Objectives: Alzheimer’s disease (AD) is a progressive neurodegenerative disease linked with cognitive decline. Two cardinal pathological hallmarks of AD include amyloid beta (Aβ) plaque buildup and hyperphosphorylated tau (ptau) protein, the latter well-correlating with cognitive decline. Recent published clinical trials on anti-Aβ therapies demonstrate reduction in both Aβ and tau, suggesting a mechanistic interaction between Aβ and tau pathologies. The Alzheimer’s Disease Neuroimaging Initiative (ADNI) provides expansive, publicly available datasets that enable analysis of AD progression and identification of specific biomarker predictors of cognitive decline. We aimed to comprehensively analyze these datasets in order to inform a QSP model that will 1) understand and quantify the putative mechanistic interactions between Aβ pathology (plasma/CSF soluble Aβ and Aβ PET) and tau pathology (plasma ptau, CSF ptau, and neurofibrillary tangle [NFT] burden measured via Tau PET), 2) relate these measurable biomarkers with cognitive tests (MMSE and iADRS), and 3) employ virtual population techniques to suitably recapitulate observed biomarker and efficacy profiles of clinical therapies.

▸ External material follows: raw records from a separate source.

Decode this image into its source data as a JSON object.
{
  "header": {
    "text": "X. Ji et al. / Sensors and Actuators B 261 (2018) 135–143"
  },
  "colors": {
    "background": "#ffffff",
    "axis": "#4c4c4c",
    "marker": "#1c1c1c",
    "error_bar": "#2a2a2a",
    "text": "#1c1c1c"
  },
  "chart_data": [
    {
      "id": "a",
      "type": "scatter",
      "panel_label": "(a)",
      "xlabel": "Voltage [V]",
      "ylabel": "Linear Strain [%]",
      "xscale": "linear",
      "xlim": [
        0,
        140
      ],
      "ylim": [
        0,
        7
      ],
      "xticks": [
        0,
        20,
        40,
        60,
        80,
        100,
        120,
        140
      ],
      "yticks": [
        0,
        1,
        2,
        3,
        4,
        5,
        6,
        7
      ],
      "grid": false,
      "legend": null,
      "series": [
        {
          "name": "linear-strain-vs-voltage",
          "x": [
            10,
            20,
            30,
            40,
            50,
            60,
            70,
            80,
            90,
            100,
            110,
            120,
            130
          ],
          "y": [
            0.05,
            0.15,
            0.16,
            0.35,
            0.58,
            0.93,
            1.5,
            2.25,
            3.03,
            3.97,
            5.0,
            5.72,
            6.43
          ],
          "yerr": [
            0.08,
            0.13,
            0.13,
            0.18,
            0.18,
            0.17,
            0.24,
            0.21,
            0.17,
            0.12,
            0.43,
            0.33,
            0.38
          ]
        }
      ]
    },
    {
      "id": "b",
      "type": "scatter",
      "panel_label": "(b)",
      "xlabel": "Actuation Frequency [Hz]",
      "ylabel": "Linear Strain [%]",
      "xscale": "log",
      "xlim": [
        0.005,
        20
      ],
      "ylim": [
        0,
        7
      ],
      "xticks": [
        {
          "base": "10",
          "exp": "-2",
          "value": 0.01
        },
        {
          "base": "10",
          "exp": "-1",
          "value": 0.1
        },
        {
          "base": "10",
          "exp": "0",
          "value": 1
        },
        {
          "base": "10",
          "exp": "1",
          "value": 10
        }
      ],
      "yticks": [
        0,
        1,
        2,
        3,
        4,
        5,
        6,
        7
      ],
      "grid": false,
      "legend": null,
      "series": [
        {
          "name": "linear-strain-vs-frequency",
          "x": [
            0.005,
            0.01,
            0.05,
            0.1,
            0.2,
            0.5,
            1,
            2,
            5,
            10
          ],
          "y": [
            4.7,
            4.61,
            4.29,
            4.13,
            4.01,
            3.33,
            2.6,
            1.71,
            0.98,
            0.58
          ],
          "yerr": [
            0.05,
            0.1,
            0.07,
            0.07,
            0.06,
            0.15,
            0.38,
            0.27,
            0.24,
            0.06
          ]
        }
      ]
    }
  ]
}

Methods: Longitudinal changes in Aβ and Tau PET, along with CSF and plasma ptau181, were consolidated across different ADNI datasets and analyzed using MATLAB. These data were further stratified between patients categorized as cognitively normal (CN), mild cognitive impairment (MCI), and advanced AD. Since there has been substantial clinical interest in targeting early symptomatic AD, data from MCI patients were further categorized as Aβ+ (normalized Aβ SUVR > 0.78) and tau+ (CSF ptau181 > 24.5 pg/mL) using previously defined thresholds within ADNI datasets. Results from ADNI dataset analyses are being used to inform parametrization of a mathematical model for brain antibody disposition, Aβ and ptau dynamics, and inform plausible parameter distributions for relevant AD virtual populations.

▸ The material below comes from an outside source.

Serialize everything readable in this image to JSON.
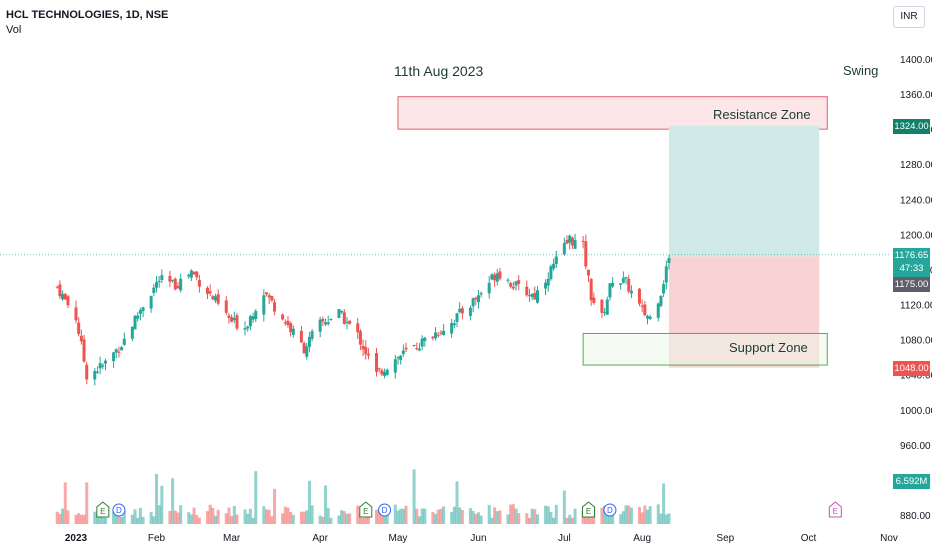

Results: MCI Aβ+ patients showed higher CSF and plasma ptau181 than Aβ-, suggesting interrelationship between Aβ and tau pathologies consistent with previous findings linking amyloid burden to soluble ptau.3 Moreover, tau positivity in Aβ+/tau+ MCI patients, CSF ptau181 demonstrated a longitudinal annualized increase of 1.82 pg/mL in Aβ+tau+ MCI patients. NFT burden measured by tau PET (SUVR averaged over Braak 3 regions, weighted by volume) in MCI Aβ+ patients demonstrated longitudinal increase, except for those with high baseline NFT burden. These results are used to inform model development and parameterization.

Conclusions: Data from published experiments, reported trial readouts, and ADNI analyses will aid in establishing an integrated quantitative framework for AD. Innovative approaches providing data-driven insights from large and multidimensional data sources are critically important to increase credibility and confidence in mechanistic model-informed decision-making.

Citations: 1. McKhann GM et al. Alzheimers Dement 7 (2011)
2. Yadollahikhales G et al. Neurotherapeutics 20 (2023)
3. Ashton NJ et al. Nature Medicine 28 (2022).